Thursday, May 17, 2012

Return of property not decisive for church, Prague archbishop says

The question of the return of property to churches is not and was not the decisive factor for the life of Catholic church in the Czech state, Prague Archbishop Cardinal Dominik Duka said Saturday.

The life story of Prague Archbishop Antonin Brus who was appointed to the post in the 16th century was a guarantee of this, Duka said.

The Prague archbishopric was renewed 450 years ago, after a 140-year pause caused by the Hussite war in the early 15th century.

"The story of Archbishop Antonin Brus is also the guarantee that the question of return of Church property has not been the decisive factor for the life of Catholic church in the Czech state," Duka said.

"A partial compensation and settlement of property affairs only occurred 100 years later, when the post of Prague archbishop was held by Cardinal Arnost Vojtech Harrach," Duka said in the pastoral letter published on the occasion of celebrations of the 450th anniversary of the renewed Prague archbishopric.

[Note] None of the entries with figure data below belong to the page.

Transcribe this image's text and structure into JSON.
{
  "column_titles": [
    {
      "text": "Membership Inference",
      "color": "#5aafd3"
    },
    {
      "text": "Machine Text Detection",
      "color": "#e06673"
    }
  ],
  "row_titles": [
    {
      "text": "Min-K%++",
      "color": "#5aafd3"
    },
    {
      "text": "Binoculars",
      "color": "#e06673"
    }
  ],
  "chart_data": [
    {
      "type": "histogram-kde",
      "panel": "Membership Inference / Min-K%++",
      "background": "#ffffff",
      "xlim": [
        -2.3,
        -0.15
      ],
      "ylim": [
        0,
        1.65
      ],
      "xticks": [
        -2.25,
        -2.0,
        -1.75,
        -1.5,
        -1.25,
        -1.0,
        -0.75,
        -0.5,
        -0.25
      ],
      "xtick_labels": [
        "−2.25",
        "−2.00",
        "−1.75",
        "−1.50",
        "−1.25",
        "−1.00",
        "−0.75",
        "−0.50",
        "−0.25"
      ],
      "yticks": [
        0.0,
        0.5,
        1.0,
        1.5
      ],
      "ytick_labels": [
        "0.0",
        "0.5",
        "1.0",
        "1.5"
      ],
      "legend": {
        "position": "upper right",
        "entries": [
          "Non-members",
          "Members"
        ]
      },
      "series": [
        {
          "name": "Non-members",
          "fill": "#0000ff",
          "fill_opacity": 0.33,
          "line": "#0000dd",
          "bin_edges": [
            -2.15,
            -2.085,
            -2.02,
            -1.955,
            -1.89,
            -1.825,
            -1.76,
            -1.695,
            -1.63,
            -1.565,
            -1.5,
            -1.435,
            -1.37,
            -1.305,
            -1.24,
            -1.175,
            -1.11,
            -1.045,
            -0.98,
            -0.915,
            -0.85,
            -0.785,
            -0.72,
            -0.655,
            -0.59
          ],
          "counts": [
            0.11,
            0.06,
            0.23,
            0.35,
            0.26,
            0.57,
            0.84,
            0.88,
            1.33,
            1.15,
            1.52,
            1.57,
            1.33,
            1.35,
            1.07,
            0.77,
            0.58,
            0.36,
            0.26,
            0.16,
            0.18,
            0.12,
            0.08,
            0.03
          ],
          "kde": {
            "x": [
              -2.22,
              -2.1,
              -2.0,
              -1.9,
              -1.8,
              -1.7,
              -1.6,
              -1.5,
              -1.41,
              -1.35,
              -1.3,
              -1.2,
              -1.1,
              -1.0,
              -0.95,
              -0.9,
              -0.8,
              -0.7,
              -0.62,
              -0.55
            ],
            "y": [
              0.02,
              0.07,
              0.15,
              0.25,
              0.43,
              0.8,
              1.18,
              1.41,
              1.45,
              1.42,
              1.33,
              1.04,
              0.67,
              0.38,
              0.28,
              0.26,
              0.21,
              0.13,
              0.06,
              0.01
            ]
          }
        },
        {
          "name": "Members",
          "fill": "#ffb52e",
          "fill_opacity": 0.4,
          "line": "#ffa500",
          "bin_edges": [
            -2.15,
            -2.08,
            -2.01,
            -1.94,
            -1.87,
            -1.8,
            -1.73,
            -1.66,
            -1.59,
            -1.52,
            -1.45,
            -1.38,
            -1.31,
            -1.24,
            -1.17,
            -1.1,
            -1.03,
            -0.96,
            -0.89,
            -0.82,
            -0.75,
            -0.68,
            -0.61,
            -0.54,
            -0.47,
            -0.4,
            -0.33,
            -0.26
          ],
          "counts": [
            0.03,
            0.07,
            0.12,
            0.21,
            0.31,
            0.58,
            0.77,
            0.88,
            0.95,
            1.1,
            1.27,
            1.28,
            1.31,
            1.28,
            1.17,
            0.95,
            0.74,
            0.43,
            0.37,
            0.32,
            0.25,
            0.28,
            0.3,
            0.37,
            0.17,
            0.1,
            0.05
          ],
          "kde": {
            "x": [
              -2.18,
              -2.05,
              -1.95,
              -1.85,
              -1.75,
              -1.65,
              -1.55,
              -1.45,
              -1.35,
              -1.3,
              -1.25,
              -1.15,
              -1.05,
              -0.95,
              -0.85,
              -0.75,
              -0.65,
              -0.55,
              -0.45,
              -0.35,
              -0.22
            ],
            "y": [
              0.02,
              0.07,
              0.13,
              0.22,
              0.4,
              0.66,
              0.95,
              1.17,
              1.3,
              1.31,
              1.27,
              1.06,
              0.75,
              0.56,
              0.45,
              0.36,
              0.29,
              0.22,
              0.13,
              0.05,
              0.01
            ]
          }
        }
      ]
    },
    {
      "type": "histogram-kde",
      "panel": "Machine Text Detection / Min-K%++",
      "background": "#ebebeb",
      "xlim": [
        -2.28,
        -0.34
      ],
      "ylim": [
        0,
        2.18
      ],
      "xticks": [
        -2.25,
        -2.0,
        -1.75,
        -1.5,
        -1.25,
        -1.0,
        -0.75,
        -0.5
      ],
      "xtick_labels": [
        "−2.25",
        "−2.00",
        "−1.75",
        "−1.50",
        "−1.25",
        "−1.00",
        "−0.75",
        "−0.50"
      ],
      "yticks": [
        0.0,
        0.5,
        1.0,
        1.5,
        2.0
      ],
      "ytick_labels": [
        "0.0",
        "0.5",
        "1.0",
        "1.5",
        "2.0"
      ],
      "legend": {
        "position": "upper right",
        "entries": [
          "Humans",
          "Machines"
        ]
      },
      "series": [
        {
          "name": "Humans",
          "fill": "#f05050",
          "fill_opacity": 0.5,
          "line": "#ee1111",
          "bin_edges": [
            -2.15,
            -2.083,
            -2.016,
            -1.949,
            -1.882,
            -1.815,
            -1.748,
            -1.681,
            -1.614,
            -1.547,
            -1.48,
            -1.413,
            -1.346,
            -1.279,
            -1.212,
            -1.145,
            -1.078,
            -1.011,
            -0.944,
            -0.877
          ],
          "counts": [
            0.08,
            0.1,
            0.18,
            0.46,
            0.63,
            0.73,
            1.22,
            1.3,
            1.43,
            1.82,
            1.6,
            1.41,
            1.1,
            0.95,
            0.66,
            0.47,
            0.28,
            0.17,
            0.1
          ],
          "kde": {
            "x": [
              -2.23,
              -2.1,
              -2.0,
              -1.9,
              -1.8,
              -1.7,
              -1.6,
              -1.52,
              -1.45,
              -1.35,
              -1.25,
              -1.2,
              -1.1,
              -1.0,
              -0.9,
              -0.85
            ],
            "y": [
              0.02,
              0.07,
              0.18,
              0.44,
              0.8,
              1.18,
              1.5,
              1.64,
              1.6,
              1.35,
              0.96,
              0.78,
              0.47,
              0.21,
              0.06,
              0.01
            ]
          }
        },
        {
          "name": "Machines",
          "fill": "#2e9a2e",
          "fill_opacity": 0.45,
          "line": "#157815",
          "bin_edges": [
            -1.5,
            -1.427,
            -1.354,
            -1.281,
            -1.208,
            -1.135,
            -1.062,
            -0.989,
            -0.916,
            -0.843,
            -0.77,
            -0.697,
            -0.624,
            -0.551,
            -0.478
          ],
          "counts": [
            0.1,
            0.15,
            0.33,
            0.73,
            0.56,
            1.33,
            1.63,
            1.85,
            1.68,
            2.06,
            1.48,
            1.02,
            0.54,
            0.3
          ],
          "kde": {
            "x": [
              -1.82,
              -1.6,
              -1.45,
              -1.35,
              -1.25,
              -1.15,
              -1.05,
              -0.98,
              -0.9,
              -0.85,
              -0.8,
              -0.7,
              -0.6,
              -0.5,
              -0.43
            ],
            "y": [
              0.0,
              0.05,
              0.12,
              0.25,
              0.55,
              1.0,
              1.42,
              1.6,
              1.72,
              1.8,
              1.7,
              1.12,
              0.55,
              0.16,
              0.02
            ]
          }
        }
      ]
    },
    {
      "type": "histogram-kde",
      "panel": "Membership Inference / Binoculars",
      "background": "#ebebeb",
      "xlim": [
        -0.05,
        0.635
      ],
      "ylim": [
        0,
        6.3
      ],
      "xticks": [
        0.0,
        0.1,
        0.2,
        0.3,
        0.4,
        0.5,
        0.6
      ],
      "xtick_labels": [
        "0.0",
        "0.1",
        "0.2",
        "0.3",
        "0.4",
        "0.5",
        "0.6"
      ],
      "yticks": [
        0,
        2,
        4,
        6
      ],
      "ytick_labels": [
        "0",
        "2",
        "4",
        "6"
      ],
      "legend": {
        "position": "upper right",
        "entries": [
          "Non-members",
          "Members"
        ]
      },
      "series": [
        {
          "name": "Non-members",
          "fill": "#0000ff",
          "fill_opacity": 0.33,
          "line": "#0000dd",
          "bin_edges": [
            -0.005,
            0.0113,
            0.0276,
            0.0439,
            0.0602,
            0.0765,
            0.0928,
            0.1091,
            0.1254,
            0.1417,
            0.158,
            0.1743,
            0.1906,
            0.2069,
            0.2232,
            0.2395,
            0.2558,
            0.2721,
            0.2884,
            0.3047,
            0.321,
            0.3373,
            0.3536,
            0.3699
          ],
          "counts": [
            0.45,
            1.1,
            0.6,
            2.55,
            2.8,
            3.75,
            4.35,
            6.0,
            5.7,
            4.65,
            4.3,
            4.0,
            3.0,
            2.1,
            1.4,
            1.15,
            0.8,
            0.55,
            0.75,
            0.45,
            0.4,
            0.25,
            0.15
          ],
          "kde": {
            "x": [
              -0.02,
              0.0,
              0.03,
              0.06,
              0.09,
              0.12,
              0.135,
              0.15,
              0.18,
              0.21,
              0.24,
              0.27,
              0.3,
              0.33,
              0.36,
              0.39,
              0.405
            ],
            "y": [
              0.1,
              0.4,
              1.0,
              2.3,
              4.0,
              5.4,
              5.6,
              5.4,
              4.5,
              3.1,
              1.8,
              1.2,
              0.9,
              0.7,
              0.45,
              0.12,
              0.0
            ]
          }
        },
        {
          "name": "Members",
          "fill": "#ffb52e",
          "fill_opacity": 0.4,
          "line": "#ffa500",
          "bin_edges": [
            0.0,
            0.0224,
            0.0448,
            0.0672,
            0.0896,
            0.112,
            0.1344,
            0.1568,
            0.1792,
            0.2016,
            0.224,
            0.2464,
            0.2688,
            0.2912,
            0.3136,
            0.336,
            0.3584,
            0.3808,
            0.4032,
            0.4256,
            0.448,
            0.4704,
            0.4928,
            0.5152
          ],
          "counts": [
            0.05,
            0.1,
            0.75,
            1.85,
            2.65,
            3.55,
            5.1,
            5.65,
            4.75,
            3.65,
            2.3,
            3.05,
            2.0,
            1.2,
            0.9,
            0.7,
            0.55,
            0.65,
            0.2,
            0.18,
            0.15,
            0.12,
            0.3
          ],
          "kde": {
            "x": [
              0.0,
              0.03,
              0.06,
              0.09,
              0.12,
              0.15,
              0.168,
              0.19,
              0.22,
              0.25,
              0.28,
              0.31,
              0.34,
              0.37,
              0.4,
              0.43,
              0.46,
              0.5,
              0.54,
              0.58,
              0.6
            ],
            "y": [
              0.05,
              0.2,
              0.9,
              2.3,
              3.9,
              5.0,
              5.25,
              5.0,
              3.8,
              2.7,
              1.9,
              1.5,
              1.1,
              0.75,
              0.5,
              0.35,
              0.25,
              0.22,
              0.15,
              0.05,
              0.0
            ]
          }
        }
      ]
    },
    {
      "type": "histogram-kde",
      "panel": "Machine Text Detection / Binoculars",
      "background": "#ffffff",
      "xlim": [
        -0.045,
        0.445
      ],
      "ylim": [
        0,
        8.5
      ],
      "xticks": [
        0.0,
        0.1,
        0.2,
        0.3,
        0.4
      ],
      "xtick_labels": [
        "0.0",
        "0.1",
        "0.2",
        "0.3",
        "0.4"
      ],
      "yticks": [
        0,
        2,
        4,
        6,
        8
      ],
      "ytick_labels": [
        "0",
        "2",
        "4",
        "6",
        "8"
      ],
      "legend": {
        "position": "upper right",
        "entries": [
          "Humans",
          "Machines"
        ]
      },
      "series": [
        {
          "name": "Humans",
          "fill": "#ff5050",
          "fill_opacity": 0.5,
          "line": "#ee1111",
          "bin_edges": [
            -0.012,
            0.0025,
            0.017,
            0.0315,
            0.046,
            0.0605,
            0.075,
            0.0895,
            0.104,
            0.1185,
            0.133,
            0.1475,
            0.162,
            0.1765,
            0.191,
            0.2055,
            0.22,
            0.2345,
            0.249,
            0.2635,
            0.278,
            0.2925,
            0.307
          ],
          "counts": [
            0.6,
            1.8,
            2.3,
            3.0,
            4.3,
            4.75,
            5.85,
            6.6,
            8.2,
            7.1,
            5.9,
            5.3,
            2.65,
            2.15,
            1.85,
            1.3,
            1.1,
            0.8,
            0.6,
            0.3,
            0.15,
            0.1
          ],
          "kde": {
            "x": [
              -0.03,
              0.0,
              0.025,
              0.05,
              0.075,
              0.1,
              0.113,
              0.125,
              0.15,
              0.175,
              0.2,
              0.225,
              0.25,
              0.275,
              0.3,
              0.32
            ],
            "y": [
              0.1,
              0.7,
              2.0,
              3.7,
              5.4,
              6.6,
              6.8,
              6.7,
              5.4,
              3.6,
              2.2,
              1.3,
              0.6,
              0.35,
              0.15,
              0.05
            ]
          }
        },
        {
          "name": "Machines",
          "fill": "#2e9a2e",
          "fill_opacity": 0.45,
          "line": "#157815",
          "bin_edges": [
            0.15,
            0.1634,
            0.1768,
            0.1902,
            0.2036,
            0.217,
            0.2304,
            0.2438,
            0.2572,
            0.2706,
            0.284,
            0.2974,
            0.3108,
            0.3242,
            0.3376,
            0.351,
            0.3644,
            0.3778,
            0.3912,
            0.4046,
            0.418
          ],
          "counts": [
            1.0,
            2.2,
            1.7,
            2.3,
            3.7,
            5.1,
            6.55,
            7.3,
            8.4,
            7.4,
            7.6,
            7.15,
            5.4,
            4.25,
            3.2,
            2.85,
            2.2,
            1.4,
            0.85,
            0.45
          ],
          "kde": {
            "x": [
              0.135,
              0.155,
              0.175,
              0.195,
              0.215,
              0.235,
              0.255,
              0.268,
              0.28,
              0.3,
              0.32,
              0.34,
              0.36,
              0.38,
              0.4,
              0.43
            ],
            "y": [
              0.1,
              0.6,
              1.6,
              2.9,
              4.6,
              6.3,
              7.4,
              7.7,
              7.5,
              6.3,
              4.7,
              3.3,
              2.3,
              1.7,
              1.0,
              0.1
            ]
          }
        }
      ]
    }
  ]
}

Under the government bill, churches should get back more than a half of the property worth about 75 billion crowns that was confiscated from them under the Czechoslovak communist regime and 59 billion crowns are to paid to them in compensation for the rest over a period of 30 years starting next year.

Simultaneously, the state will gradually cease to finance the churches. 

The transitional period is to last 17 years.

The left-wing opposition sharply criticises both sums. 

Public opinion polls have showed that a majority of Czechs are also against the proposed settlement.